Monitoring KPIs and ITSM (IT Service Management) metrics will make your data centers more efficient in this fast-paced and ever-evolving data management climate. Developing a set of standards to measure internal and external performance is an often-overlooked piece of this puzzle.
Here are some helpful KPIs to get you started with managing your sites and teams performance:
Given the importance of power, cooling and space consumption in your data center, it is essential to track and monitor how every server stacks up in these categories. By following the output and consumption of each server, you can ensure that you are making the best use of your RU space and available power. Underutilized servers are referred to as Zombie Servers. These servers can consume massive amounts of valuable data center resources reducing valuable real estate needed for expansion and growth. By monitoring the processor output and energy consumption of these servers over time, you will be able to trend resource utilization and determine if this hardware is needed or can be removed.

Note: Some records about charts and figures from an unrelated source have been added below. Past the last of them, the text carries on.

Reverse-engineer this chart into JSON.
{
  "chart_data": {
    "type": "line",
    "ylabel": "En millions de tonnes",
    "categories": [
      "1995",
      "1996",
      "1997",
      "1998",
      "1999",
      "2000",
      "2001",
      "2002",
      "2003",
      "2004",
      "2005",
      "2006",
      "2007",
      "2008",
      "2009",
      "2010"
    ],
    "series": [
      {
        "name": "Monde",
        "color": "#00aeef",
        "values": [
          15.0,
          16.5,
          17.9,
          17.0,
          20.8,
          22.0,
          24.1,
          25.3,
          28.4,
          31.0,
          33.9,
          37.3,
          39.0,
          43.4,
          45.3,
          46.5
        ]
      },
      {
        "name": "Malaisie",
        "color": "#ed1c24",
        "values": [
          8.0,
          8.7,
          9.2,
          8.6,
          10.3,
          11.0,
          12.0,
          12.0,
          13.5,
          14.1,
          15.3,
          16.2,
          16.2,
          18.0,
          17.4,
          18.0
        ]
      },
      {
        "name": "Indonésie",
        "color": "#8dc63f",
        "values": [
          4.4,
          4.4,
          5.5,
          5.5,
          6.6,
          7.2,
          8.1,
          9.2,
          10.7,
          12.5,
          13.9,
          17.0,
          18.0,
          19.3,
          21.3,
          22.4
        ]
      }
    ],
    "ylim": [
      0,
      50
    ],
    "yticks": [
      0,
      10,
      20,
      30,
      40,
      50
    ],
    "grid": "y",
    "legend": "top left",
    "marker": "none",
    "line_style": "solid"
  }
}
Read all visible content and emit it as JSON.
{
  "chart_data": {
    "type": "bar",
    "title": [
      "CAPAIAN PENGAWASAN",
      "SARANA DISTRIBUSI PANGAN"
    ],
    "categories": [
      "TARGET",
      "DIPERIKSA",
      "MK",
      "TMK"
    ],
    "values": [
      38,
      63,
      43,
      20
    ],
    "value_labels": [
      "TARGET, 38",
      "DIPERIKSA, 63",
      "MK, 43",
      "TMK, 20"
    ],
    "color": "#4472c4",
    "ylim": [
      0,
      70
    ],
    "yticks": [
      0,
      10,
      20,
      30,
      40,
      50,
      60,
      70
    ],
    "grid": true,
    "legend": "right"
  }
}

ITSM TTC – Total Ticket Count
One easy way to measure the output, performance, and workload of your data center operations team is to review the service ticket queue details. Understanding the total ticket count will help you better understand how busy your team is. Drilling down into that data can also reveal what times of the day your workload increases and decreases, the tech vs. ticket quantity and optics on whether additional or fewer resources are needed to meet the demands of your data center.
ITSM TTR – Time to Respond
Response time goes hand in hand with your internal and external SLA/SLO metrics. Your ITSM ticket queue is how workflows from the application owner to the data center technicians. Establishing an SLA (Service Level Response) metric will ensure that each ticket is completed based on priority and not necessarily when it comes into the queue, freeing your team up to work on the most critical tasks immediately. Monitoring the response time of the data center operations team will help ensure that your internal and external customers work is complete in the timeframe that is required. By continually measuring and trending this KPI you will be able to fine tune you SLA/SLO times to better serve your customers.
ITSM TTC – Time to Complete
This metric is very subjective because not all similar tasks take the same amount of time to resolve. Troubleshooting issues may get fixed on the first try or take several different attempts. It is good to understand how long a task takes to complete, which ensures you allocate enough time in your SLAs. Only you can decide how to interpret this data, and it may take a few tries to get it right. Monitor these metrics closely and discuss with your team to help you establish the proper benchmarks.
Capacity Planning (White Space and Power Utilization):
White Space Utilization, PUE (Power Usage Effectiveness) and Power Consumption vs. Availability are all good KPI’s to use when tracking Capacity Planning. Understanding what you have now and the growth each month will help forecast when new space or power is needed. Space and energy can be costly additions to the data center. Developing a methodology to track utilization efficiencies will then help provide data for when it is time to expand. PUE (Total Facility Energy / Total IT Equipment Energy) helps determine how efficient your data center is running. The industry average for PUE is 1.8 – 2.0. It is important not to worry about how your PUE compares to other data centers because of the wide variance of data used to determine your sites PUE. Your PUE will be affected by many different factors including the age of the building and infrastructure inside. By tracking your PUE each month, you will be able to measure how effective your efforts are to increase efficiency and decrease energy usage.